From promises of offering a “butt whopping” to claims of racism, there is a fight brewing in Atlantic City as different groups try to take control of the gambling hub. After former mayor Frank Gilliam was forced to resign in October, all hell broke loose and a group of city businessmen and politicians are looking to force elected mayor Marty Small out of office in favor of the use of a city council that would, of course, be appointed by them. It’s a fight over control of the state’s important gaming assets, and their money.
Several local businessmen have paid into a political action committee (PAC) designed to help bring change to Atlantic City. According to the Press of Atlantic City, the Atlantic City Residents for Good Government has picked up over $150,000 in contributions, including $126,000 from Resorts Casino Hotel owner Morris Bailey. There is also reportedly support coming from the company’s CEO, Mark Giannantonio, and unions that back casino, as well as construction, employees.
The goal is to replace Small and a large city council with a city manager and a smaller city council. The PAC and its supporters are pushing a referendum that would seek the changes, even though there is no guarantee that state leaders would agree no matter how much support was gathered.
There are already enough local signatures to hold a vote for the referendum, and it might come within the next couple of weeks. The president of the Unite Here Local 54 union, Bob McDevitt, is behind the measure and explains, “The only people that are (against this) are those who are part of the cartel. I believe we should have less people running a government. I think it’s more efficient and it makes sense for a community this size.
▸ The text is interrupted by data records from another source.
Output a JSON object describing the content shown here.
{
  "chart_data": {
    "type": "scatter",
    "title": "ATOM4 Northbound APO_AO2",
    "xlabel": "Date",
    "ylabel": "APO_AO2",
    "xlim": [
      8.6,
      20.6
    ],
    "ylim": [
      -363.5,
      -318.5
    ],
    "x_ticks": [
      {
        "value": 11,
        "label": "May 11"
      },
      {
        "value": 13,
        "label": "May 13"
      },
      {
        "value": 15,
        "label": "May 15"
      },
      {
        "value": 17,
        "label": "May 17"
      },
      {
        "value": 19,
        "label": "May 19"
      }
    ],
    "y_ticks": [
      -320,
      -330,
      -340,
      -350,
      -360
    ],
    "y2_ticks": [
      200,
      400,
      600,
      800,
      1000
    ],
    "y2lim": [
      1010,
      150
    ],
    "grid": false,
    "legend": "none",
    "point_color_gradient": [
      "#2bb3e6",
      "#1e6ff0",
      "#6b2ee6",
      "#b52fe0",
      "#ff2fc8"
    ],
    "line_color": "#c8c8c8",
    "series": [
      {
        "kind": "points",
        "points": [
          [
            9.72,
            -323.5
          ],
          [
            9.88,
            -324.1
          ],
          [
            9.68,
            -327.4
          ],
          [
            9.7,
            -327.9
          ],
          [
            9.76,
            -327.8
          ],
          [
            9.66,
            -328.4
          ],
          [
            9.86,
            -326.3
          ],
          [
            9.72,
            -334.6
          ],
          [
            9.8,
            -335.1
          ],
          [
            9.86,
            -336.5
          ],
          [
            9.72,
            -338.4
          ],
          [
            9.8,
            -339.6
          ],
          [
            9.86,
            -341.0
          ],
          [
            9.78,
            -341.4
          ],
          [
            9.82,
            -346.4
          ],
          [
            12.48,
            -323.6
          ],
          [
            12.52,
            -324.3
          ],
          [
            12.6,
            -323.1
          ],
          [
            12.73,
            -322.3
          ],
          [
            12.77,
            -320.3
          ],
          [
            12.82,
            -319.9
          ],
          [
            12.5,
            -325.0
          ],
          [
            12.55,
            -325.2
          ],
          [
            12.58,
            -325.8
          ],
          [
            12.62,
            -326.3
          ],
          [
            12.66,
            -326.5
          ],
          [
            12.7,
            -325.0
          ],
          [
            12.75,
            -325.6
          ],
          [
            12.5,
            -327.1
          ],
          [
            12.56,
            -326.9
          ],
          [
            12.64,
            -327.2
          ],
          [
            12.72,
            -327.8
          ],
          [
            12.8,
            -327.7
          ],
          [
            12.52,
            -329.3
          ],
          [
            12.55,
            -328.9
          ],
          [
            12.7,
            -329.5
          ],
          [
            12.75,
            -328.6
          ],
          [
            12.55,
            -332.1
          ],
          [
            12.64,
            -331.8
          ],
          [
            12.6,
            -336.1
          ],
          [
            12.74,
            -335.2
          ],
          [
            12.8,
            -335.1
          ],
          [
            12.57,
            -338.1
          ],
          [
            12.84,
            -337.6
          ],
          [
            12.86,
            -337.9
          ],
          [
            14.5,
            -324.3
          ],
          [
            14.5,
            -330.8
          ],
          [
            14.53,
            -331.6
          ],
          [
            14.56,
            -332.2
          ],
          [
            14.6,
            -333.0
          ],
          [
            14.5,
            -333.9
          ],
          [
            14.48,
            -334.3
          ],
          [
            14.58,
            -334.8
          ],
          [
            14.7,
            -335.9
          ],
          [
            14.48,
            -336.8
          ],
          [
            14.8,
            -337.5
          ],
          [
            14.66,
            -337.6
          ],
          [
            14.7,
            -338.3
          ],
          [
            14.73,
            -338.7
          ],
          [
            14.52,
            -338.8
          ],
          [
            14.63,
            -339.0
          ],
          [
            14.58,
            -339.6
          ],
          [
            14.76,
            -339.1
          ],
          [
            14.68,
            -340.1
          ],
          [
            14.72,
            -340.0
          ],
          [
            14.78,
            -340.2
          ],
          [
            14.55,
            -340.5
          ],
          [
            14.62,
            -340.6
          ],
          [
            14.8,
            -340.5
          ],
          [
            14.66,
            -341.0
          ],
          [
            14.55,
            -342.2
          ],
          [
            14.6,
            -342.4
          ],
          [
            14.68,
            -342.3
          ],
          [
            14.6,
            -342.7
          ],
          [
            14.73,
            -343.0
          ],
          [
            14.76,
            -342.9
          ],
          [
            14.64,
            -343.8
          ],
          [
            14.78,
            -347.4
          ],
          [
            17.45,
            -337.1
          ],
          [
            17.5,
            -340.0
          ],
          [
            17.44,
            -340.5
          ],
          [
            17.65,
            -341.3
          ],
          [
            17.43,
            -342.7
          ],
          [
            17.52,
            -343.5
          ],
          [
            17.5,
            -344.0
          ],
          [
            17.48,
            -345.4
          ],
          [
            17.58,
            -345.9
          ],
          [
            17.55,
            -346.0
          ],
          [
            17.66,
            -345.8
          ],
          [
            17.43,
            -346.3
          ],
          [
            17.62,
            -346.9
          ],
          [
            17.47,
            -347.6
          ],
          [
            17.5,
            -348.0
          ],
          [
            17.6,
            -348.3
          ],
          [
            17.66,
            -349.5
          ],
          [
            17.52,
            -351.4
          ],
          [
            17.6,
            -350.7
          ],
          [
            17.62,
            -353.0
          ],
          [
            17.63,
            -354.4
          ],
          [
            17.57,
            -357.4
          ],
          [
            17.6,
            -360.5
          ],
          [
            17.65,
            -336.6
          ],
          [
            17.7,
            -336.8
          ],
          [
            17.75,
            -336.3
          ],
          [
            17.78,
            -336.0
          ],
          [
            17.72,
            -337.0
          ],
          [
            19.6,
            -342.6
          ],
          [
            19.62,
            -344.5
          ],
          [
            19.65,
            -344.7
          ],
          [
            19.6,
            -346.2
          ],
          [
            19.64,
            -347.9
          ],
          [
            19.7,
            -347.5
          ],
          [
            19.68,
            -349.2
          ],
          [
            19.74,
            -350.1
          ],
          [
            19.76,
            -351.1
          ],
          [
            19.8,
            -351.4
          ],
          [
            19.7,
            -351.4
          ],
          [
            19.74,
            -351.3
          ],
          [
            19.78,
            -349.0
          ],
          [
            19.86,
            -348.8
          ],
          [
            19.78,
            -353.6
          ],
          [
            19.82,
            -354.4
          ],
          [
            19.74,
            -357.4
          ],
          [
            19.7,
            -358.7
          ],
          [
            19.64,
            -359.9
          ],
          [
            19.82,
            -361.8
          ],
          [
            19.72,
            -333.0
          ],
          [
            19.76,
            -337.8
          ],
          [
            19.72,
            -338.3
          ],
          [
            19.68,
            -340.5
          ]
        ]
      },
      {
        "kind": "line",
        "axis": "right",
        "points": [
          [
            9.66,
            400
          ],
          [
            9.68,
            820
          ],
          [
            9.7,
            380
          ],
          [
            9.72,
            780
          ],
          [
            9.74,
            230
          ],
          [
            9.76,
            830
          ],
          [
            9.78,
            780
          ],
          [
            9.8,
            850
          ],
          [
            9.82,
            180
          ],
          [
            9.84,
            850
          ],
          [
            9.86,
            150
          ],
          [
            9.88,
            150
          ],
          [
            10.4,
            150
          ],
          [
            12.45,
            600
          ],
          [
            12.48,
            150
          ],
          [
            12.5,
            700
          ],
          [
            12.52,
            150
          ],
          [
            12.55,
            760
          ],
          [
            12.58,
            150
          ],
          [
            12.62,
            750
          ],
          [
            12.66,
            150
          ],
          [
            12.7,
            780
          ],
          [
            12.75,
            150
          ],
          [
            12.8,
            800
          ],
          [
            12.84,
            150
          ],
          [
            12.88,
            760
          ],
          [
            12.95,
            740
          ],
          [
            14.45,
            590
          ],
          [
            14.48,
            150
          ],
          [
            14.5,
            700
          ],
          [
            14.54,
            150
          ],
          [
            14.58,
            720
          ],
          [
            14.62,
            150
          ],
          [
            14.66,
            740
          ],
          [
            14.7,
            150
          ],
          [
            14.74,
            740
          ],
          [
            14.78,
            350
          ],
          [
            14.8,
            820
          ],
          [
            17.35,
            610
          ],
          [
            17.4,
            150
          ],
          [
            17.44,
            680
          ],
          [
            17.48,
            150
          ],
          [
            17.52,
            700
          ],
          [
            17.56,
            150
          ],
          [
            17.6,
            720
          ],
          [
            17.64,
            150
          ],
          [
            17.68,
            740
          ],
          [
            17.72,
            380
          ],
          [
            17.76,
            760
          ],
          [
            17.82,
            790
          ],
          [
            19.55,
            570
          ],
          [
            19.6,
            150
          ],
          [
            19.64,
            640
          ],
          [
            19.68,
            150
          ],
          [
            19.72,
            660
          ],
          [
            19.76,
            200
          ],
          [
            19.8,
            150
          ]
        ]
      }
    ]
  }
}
No major city that has the kind of hospitality industry that we have has a main drag with the kind of undesirables and buildings that should be torn down.”
The fight has been going on even before Small became mayor – just not at the level that is being seen now. He spoke with a local news station this past June when he served as the president of the City Council and stated, “It is at the height of arrogance and represents deep-seated racial bias and animus that makes us wonder which state are we living in: New Jersey or Alabama? The move reflects a mindset that believes African Americans and other races can’t govern and don’t have the backbone or the courage to fight.”
That same month, City Council Councilman At-Large George Tibbitt had his own take on the referendum, proclaiming to anyone who would listen, “Don’t sign that petition.” He added, “It’s a scam. And even if they pass it, we’re going to give them a good old-fashioned butt whooping.”